Investor Tunggu Suami Boiyen Kembalikan Rp 400 Juta Sampai Hari Ini

Desi Puspasari - detikHot
Senin, 05 Jan 2026 07:08 WIB
Investor Tunggu Suami Boiyen Kembalikan Rp 400 Juta Sampai Hari Ini
Boiyen dan suami di momen pernikahan. Foto: Instagram/boiyenpesek & Instagram/rullyanggiakbar
Jakarta -

Hari ini, 5 Januari 2026 menjadi batas waktu yang diberikan oleh investor RF kepada suami Boiyen, Rully Anggi Akbar (RAA) untuk mengembalikan dana investasi sebesar Rp 400 juta. Perjanjian itu dibuat usai RF bertemu suami Boiyen.

"Kita sudah bertemu langsung dengan RAA," kata pengacara RF, Santo Nababan, dihubungi kemarin.

Santo menjelaskan dari pertemuan terakhir beberapa waktu lalu, Rully disebut sempat meminta kelonggaran waktu hingga 15 Januari 2026. Namun, pihak RF menilai janji-janji yang disampaikan tidak memiliki kepastian hukum dan jaminan sehingga mereka menolak.

SCROLL TO CONTINUE WITH CONTENT

Oleh karena itu, pihak RF, meminta suami Boiyen untuk mengembalikan dana investasi sebesar Rp 400 juta pada 5 Januari 2026. Santo Nababan mengatakan, RF menolak permintaan Rully yang meminta kelonggaran hingga 15 Januari 2026.

ADVERTISEMENT

"Somasi pertama dan juga somasi kedua sudah diterima oleh yang bersangkutan langsung, RAA, dan meminta waktu sampai tanggal 15, tapi dari klien kami hanya diberikan waktu sampai tanggal 5 Januari untuk segera membayar, segera melunasi," ujar Santo Nababan.
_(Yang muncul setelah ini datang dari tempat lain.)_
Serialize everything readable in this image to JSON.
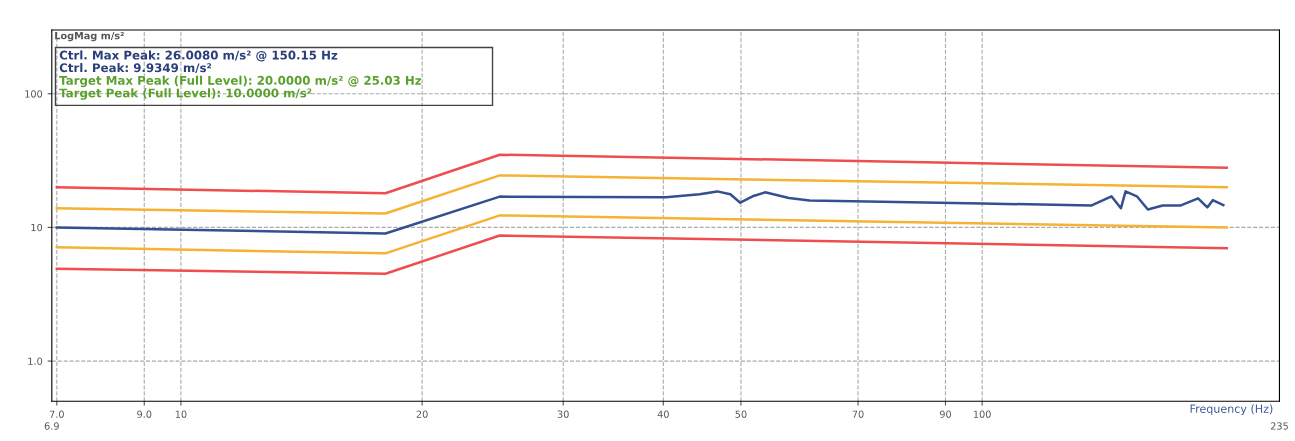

Santo Nababan menambahkan, bila saat pertemuan kemarin Rully Anggi Akbar bisa memberikan jaminan, ada kemungkinan RF mau memberikan waktu sampai 15 Januari 2026. Pihak RF merasa sudah memberikan kesempatan dan tinggal menunggu itikad baik suami Boiyen.

Dalam wawancara sebelumnya, RF disebut akan membawa masalah ini ke jalur hukum bila suami Boiyen enggak melakukan kewajibannya.

detikcom juga sudah mencoba menghubungi pihak suami dan Boiyen terkait masalah ini. Namun, belum ada penjelasan atau klarifikasi dari pihak Boiyen maupun suami.

"Jika lewat dari tanggal 5 (Januari 2026), kami akan melakukan upaya hukum pidana. Jadi sesuai dengan bukti-bukti yang kami miliki, kami mempunyai keyakinan bahwa diduga telah terjadi penipuan dan penggelapan di dalam prosesnya," kata Santo Nababan dalam wawancara Selasa (30/12/2025).

Suami Boiyen, Rully Anggi Akbar, terseret dalam masalah dugaan penipuan dan penggelapan, berawal dari proposal investasi yang dia tawarkan ke RF pada 2023. Ini adalah investasi di bidang kuliner Sateman Indonesia yang berlokasi di Sleman, Yogyakarta.

Awalnya pembagian disebut 70:30, yaitu 70 persen untuk pengelola dan 30 persen untuk investor. RF kemudian menginvestasikan Rp 200 juta. Namun, berjalannya waktu pembagian hasil yang diberikan tidak sesuai dengan yang dijanjikan dan jumlahnya makin kecil dengan kondisi usaha berjalan lancar.

RF sudah empat kali mendapat uang dari Rully sejak berinvestasi pada 2023. Terakhir kali RF mendapat uang dari Rully sekitar Januari 2024.